By Rabbi James Gordon


In 2018, the Chicago sports team that outperformed all other Second City teams was – Da Bears.  

While fans have a tendency to remember winning teams, like the 1985 Super Bowl Shufflin’ Bears, on rare occasion, we also fondly recall losing teams.  The Chicago Bears squads of 1965-1969 posted a combined record of 29 (Wins) – 38 (Losses) – 3 (Ties). In spite of their underwhelming record, these Bear teams are remembered by many (both sports fans and others) as ones that taught important, timeless life lessons.  The players who were largely responsible for these inspirational memories were the late Brian Piccolo and Gale Sayers.

I hope that you find the following excerpt from my new book PRAY BALL 2!! Spiritual Insights Into Sportsmanship to be meaningful.

Brother vs. Brother/Sister vs. Sister:  Acts of Sportsmanship towards Teammates

Competition for Playing Time:  Gale Sayers and Brian Piccolo

Because there are a limited number of spots on team rosters at all levels of competition, players must compete against one another just to make the squad.  Once on the team, teammates must compete for playing time. Although such competitions can, and at times indeed do, result in bad feelings, sometimes they help bring teammates closer.  

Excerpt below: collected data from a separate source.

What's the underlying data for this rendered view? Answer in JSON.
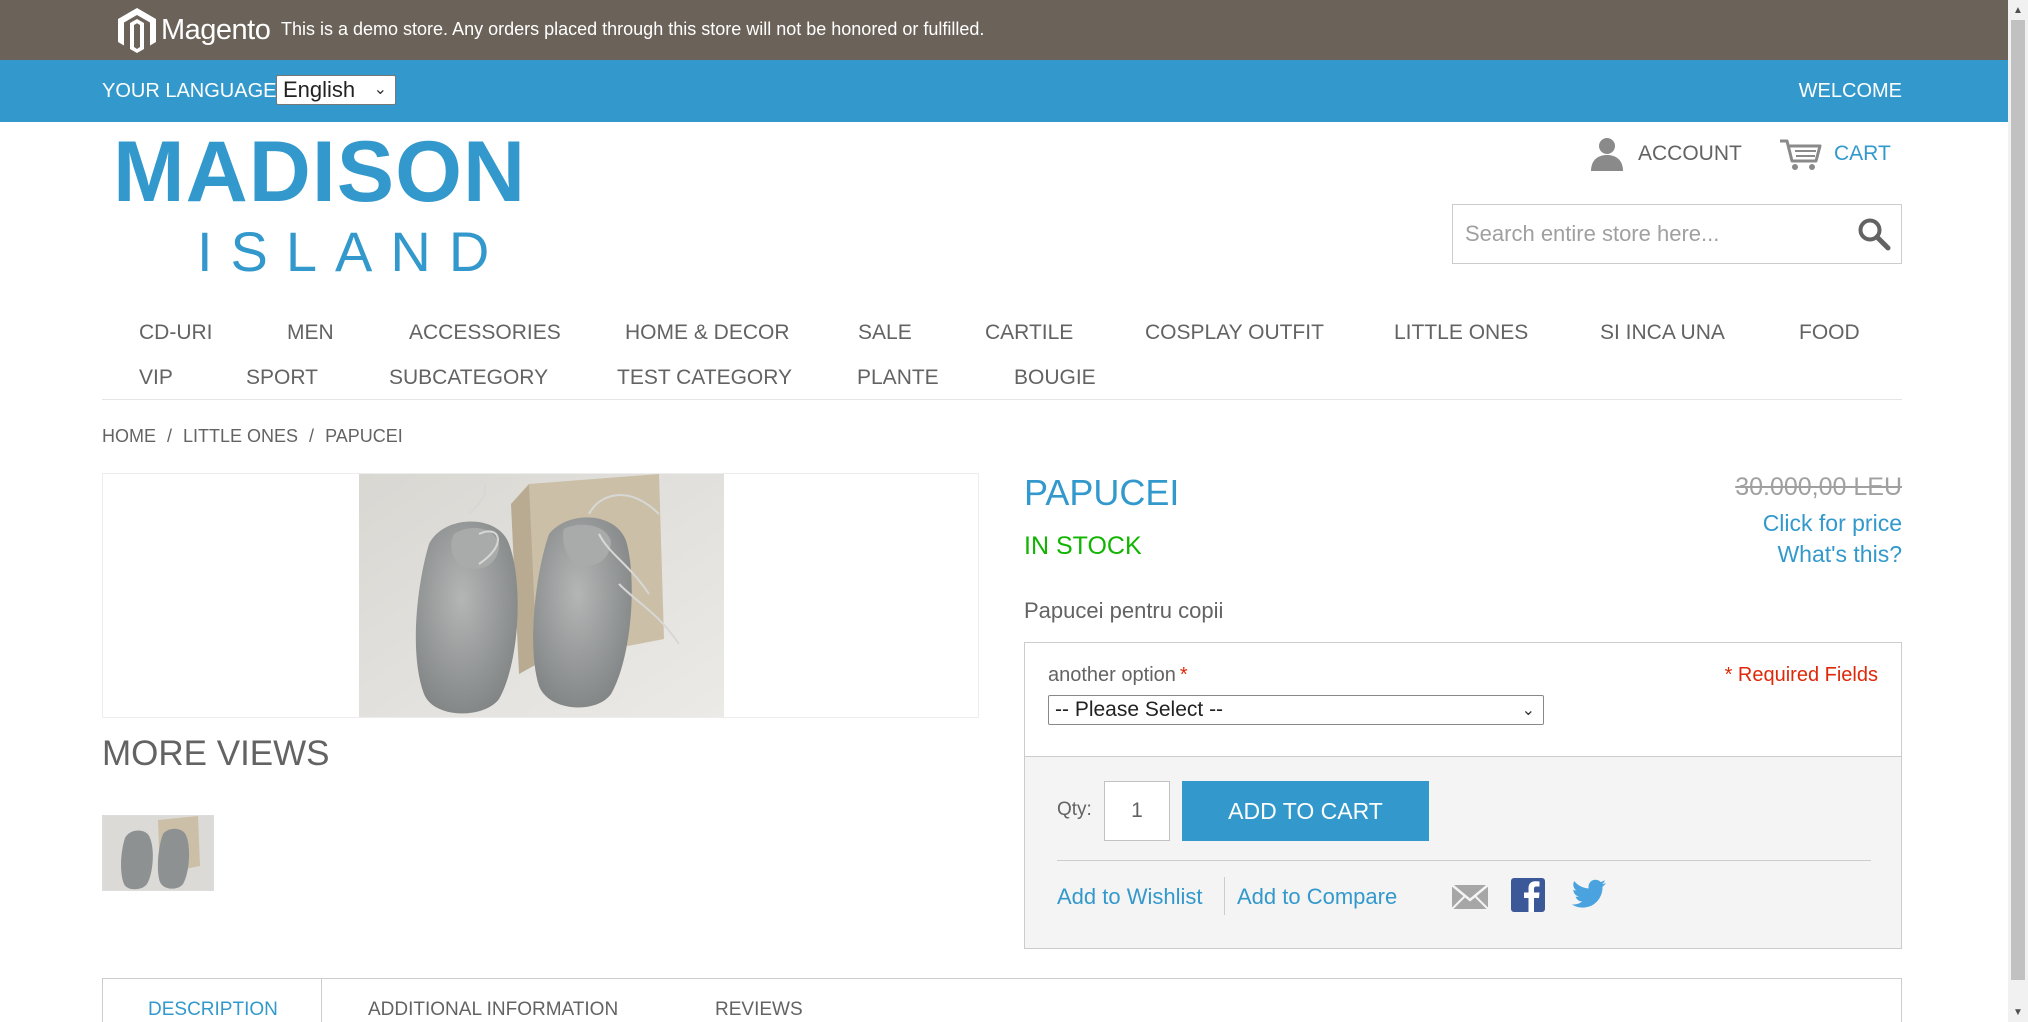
{
  "demo_notice": {
    "brand": "Magento",
    "text": "This is a demo store. Any orders placed through this store will not be honored or fulfilled."
  },
  "language_bar": {
    "label": "Your Language:",
    "selected_language": "English",
    "welcome": "Welcome"
  },
  "header": {
    "logo_top": "MADISON",
    "logo_bottom": "ISLAND",
    "account_label": "Account",
    "cart_label": "Cart",
    "search_placeholder": "Search entire store here..."
  },
  "nav": {
    "items": [
      "CD-URI",
      "MEN",
      "ACCESSORIES",
      "HOME & DECOR",
      "SALE",
      "CARTILE",
      "COSPLAY OUTFIT",
      "LITTLE ONES",
      "SI INCA UNA",
      "FOOD",
      "VIP",
      "SPORT",
      "SUBCATEGORY",
      "TEST CATEGORY",
      "PLANTE",
      "BOUGIE"
    ]
  },
  "breadcrumb": {
    "items": [
      "Home",
      "Little Ones",
      "Papucei"
    ],
    "separator": "/"
  },
  "gallery": {
    "more_views": "More Views"
  },
  "product": {
    "name": "Papucei",
    "old_price": "30.000,00 LEU",
    "click_for_price": "Click for price",
    "whats_this": "What's this?",
    "availability": "In stock",
    "short_description": "Papucei pentru copii",
    "option_label": "another option",
    "required_star": "*",
    "required_fields": "* Required Fields",
    "option_select_value": "-- Please Select --",
    "qty_label": "Qty:",
    "qty_value": "1",
    "add_to_cart": "Add to Cart",
    "add_to_wishlist": "Add to Wishlist",
    "add_to_compare": "Add to Compare"
  },
  "tabs": {
    "items": [
      "Description",
      "Additional Information",
      "Reviews"
    ]
  },
  "colors": {
    "brand_blue": "#3399cc",
    "demo_bar": "#6b6359",
    "in_stock_green": "#11b400",
    "required_red": "#df280a"
  }
}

For many, the first word that comes to mind when remembering Brian Piccolo is “courage”.  After all, in his short life of only 26 years, Brian exhibited indomitable courage in refusing to allow cancer to define him.  In spite of his battle against the disease to which he eventually succumbed, Piccolo was able to raise a young family, carve a solid NFL career, and leave a lasting, loving legacy.  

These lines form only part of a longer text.